A large body of literature has highlighted the irrational fear of terrorism with titles like “Americans Are as Likely to Be Killed by Their Own Furniture as by Terrorism.” Nonetheless, foot-stomping the relatively low statistical risk of terrorism in the United States — approximately half as lethal as lightning, 1,000 times less lethal than firearms or motor vehicles, and some 20,000 times less lethal than heart disease — has done little to ameliorate the media’s breathless coverage and the government’s distended expenditures to counter the perceived threat.
So why does “jihadist terrorism” grab our attention more readily than more routine gun violence, racial hate crimes, or even domestic terrorism?
Chattanooga highlighted one reason. Servicemen dying by the gun of an avowed enemy in the context of an armed conflict may seem less senseless than yet another gun violence tragedy. Perhaps the suffering of affected communities is more easily channeled through outrage when the culprit can be seen as an outsider backed by the external and less familiar forces of radical Islam. Americans, like all humans, are inclined toward narratives where evil is perpetrated by others who can be vilified and contrasted with their own perception of righteousness. Violence by the minority against the majority can become an effective call to action — “us against them” is a compelling narrative. By contrast, “us against ourselves” or “injustice by those amongst us” are uncomfortable narratives that are more readily cast aside.
A second reason is that human brains are wired to give special priority to certain types of risk, and the media and politicians unabashedly leverage this biological predisposition to fear-monger for their own gain.

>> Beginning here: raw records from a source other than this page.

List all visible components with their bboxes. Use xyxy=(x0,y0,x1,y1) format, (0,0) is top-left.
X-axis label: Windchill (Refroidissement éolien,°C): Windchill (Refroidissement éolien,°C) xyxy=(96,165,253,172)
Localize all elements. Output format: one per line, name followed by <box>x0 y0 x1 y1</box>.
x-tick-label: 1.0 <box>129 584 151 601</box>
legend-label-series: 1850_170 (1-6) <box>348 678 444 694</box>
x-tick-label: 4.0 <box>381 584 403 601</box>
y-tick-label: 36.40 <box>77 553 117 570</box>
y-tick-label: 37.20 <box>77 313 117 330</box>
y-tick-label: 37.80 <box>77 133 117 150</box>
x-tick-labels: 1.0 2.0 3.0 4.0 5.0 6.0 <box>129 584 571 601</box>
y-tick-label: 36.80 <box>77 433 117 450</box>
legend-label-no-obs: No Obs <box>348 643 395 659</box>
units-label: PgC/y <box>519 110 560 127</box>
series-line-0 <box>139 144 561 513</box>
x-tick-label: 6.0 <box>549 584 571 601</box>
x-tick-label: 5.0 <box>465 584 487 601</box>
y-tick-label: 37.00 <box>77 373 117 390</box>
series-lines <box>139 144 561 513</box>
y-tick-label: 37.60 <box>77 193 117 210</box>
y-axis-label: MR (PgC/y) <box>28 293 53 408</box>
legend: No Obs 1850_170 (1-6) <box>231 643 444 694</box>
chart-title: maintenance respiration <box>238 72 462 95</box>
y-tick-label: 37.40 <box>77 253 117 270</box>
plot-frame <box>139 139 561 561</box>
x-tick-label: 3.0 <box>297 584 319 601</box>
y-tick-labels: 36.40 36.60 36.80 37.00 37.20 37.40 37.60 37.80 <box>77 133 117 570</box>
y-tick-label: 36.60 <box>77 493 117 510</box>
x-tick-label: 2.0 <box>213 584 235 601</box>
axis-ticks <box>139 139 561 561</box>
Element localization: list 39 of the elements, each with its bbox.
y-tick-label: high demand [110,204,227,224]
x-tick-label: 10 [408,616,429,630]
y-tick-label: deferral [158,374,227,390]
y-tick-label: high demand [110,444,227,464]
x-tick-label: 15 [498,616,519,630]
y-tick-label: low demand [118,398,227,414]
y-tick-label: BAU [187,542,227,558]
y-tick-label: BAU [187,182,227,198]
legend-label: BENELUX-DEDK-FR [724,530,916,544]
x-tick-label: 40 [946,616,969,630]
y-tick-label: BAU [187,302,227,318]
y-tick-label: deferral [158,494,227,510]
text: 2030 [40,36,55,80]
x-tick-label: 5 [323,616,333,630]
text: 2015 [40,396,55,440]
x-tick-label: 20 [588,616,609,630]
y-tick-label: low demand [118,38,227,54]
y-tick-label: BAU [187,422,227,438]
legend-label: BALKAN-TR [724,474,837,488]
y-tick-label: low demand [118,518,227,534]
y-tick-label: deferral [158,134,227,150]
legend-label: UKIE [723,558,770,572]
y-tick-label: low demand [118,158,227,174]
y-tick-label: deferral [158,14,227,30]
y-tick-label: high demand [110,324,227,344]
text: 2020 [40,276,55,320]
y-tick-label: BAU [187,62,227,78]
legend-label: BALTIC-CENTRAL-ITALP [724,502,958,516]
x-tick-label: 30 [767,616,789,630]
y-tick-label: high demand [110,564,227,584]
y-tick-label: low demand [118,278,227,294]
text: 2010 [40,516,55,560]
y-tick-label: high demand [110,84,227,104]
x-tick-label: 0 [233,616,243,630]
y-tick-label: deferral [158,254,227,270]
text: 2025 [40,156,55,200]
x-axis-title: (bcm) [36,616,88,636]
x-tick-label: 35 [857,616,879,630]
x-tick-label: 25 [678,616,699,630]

Research in public risk perceptions by University of Oregon psychology professor Paul Slovic concluded that people generally downplay the risk of things they commonly encounter and over which they have control as compared to novel, random, and involuntary events. Thus people naturally fear terrorism more than lightning, cars, and disease, even before news outlets or politicians exploit this tendency, and despite knowing it is statistically less threatening.
Sociologists, neuroscientists, and psychologists readily explain such human idiosyncrasies as rooted in primal and instinctual thinking and the evolutionary biology of the human brain. Economist Daniel Kahneman (author of Thinking, Fast and Slow) received a Nobel Prize for dismantling the then-long-standing economic assumption that human actors were rational. This insight spawned the field of “behavioral economics” and shed light on counterintuitive economic oddities best explained by cognitive psychology.
The field of public policy needs a similar upheaval whereby people are assumed to be as much emotional actors as rational, and more should be done to acknowledge and account for "predictably irrational" human behavior. “Behavioral Policy” might help yield more measured responses to psychologically salient threats like terrorism. More importantly, it would help ground policy in data and reason vice the human tendency toward anecdote and emotion. At a minimum, it would help explain why one lone gunman in Charleston with racial motivations is charged with a hate crime, whereas another lone gunman in Chattanooga with religious motivations is immediately branded a terrorist.